Je conviens que la vérification dont je viens de parler nous a bien coûté vingt minutes, et je crois le temps d’un juge et d’un expert plus précieux que le mien ; mais on a négligé d’autres vérifications beaucoup plus faciles, comme vous allez voir, car il ne s’agissait que de comparer le catalogue de M. Libri avec celui de la Mazarine. M. Libri est accusé d’avoir volé dans cet établissement un recueil contenant en un seul volume vingt-trois pièces détachées (ne me chicanez pas sur cette expression, je cite exactement), lesquelles pièces détachées se sont retrouvées à la vente de M. Libri, en 1847, séparées et reliées en plaquettes. On conclut qu’il y a identité et vol. Les pièces sont loin. Point de corpus delicti. Il s’agit de méchans vers du XVIe siècle que les aveugles colportaient par les rues. On appelle cela aujourd’hui des canards. Ceux-là, dans leur temps, se vendaient un sou ; aujourd’hui, on les paie au poids de l’or. Lorsque ces petites pièces avaient du succès, elles étaient réimprimées plusieurs fois, souvent la même année, tantôt dans la ville où elles avaient paru d’abord, tantôt dans une autre ville ; d’où il suit que, pour constater l’identité de deux opuscules de cette nature, il faut faire grande attention au titre, au format, à l’édition. Vous observerez encore que dans la vente de M. Libri on a vu cinq ou six cents de ces canards italiens, et il n’y aurait rien d’extraordinaire à ce qu’il s’en fût vendu vingt-trois semblables à ceux que la Mazarine a perdus[1] ; mais la comparaison des deux catalogues s’est faite en courant.
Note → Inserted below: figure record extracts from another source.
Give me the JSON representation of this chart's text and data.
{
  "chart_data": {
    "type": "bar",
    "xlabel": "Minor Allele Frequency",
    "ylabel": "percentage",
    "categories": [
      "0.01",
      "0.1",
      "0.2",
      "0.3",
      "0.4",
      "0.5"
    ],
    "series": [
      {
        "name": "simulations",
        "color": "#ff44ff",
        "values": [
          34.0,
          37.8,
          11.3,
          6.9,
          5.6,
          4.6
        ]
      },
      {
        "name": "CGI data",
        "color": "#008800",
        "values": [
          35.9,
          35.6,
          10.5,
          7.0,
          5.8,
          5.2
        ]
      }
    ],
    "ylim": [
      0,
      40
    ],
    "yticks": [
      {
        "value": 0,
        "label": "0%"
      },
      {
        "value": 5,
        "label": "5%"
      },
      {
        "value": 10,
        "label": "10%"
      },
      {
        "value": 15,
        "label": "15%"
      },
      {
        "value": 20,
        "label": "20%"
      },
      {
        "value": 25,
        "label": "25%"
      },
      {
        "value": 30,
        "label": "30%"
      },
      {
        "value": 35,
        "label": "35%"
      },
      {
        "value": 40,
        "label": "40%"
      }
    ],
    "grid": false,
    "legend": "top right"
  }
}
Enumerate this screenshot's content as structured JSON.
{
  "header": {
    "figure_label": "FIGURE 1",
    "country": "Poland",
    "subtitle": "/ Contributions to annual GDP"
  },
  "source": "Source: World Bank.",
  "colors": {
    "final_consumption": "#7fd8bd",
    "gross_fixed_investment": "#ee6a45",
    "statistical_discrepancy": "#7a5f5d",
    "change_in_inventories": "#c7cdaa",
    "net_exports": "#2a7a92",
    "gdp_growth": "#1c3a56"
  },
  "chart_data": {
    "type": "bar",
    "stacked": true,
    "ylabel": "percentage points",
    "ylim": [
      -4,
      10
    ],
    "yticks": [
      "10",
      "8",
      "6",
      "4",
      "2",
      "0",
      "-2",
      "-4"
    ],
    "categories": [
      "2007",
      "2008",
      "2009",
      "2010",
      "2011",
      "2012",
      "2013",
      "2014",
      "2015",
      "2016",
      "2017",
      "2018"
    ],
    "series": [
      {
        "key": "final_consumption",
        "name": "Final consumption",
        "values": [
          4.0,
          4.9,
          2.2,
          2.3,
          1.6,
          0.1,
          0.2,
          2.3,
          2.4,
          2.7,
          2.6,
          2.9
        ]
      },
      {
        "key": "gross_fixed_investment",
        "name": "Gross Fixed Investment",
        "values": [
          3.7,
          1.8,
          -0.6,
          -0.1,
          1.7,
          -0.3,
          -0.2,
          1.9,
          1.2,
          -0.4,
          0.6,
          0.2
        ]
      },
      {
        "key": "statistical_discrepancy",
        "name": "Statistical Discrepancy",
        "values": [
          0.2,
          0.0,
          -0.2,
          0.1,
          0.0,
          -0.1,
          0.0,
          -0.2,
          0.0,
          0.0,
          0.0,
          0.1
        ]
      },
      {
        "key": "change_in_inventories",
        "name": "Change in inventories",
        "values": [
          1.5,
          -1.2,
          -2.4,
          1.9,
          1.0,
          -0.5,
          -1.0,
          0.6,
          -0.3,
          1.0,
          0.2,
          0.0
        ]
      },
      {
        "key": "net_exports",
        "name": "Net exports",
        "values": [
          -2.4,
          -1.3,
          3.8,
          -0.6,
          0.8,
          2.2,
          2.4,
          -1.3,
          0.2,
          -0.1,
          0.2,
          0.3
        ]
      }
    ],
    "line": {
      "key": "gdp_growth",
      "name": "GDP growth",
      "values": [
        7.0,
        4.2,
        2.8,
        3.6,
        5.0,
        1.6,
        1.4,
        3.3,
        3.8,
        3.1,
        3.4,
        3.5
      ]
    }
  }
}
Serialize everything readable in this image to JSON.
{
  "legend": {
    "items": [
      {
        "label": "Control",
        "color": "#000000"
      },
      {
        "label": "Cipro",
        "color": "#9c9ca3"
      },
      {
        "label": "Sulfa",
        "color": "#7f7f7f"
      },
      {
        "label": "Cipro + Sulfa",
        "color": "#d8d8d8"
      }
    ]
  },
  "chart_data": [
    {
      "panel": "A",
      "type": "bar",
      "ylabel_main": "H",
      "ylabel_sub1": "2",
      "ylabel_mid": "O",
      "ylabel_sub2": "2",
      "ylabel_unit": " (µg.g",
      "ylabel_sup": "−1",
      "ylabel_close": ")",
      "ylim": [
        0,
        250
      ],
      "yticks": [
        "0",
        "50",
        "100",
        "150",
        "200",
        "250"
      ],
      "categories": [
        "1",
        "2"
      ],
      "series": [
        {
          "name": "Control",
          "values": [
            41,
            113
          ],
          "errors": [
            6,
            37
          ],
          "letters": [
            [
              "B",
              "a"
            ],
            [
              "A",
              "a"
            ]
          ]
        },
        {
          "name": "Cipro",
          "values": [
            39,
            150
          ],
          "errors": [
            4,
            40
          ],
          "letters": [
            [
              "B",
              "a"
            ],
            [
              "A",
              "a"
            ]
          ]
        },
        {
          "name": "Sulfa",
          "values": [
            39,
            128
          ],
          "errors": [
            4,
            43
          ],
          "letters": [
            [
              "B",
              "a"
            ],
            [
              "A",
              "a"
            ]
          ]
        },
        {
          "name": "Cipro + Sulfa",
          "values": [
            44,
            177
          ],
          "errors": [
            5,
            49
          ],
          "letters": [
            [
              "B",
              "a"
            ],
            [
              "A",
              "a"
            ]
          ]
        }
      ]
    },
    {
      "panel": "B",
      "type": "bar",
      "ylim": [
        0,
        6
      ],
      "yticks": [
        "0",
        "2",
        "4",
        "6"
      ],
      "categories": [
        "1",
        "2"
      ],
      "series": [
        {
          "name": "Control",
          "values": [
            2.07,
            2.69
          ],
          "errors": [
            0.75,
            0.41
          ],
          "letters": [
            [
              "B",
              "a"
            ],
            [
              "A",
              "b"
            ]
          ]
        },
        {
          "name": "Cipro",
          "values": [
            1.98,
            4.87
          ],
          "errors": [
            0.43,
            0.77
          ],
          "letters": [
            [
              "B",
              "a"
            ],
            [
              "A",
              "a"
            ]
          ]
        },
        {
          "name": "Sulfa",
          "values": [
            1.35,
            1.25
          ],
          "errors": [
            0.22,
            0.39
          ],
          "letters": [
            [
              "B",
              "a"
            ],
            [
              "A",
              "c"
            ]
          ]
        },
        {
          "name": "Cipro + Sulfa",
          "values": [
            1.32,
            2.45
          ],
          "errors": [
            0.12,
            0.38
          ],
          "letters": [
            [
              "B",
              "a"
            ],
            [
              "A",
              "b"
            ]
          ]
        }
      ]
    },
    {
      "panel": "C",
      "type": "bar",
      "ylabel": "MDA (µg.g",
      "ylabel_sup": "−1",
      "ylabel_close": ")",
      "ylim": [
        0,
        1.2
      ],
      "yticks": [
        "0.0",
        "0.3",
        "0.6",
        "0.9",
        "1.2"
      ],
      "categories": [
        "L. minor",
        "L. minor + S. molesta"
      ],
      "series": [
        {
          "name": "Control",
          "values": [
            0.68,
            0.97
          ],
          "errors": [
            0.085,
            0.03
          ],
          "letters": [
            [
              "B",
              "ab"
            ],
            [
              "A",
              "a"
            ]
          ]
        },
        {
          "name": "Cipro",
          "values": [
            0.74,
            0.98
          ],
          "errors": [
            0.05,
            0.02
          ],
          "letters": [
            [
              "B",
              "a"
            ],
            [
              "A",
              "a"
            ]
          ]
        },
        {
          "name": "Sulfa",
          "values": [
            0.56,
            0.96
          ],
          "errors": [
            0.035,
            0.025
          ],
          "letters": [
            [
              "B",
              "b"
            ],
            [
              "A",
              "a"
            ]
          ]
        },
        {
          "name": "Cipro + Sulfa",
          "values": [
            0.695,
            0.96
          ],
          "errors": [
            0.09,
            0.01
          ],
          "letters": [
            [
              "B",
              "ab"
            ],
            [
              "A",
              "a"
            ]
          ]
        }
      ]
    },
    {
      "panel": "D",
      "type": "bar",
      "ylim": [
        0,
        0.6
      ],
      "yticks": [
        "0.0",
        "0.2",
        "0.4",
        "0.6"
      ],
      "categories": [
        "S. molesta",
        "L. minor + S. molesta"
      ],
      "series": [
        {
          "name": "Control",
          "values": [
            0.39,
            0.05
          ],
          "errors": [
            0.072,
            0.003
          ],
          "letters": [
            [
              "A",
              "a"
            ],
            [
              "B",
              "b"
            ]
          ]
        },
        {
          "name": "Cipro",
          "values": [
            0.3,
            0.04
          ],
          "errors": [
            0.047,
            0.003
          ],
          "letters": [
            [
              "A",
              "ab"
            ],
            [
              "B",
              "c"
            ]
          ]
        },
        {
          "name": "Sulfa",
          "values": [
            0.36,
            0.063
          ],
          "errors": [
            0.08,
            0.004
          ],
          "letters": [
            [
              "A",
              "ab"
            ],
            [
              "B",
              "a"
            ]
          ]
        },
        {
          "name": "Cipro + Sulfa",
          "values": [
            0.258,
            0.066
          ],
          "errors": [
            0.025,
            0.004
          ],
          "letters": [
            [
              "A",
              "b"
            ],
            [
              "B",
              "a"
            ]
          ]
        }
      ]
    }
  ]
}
Voici ce que me montra un bibliophile curieux : 1° Au lieu de vingt-trois pièces, il n’y en a que vingt-deux dans le recueil inscrit sur le catalogue de la Mazarine, et c’est fort gratuitement qu’on lui attribue Il Lamento di poveri (sic), que la Mazarine n’a jamais possédé ; 2° les vingt-deux canards perdus par la Mazarine sont inscrits sur son catalogue

  1. Dans un examen très rapide des livres italiens de la collection Grenville (qui fait partie maintenant du British Museum), j’en ai trouvé dix-huit correspondant à autant d’ouvrages incriminés par l’acte d’accusation. Il est bien étrange qu’on ne sache pas que les livres qu’on appelle rares se trouvent dans presque toutes les collections célèbres.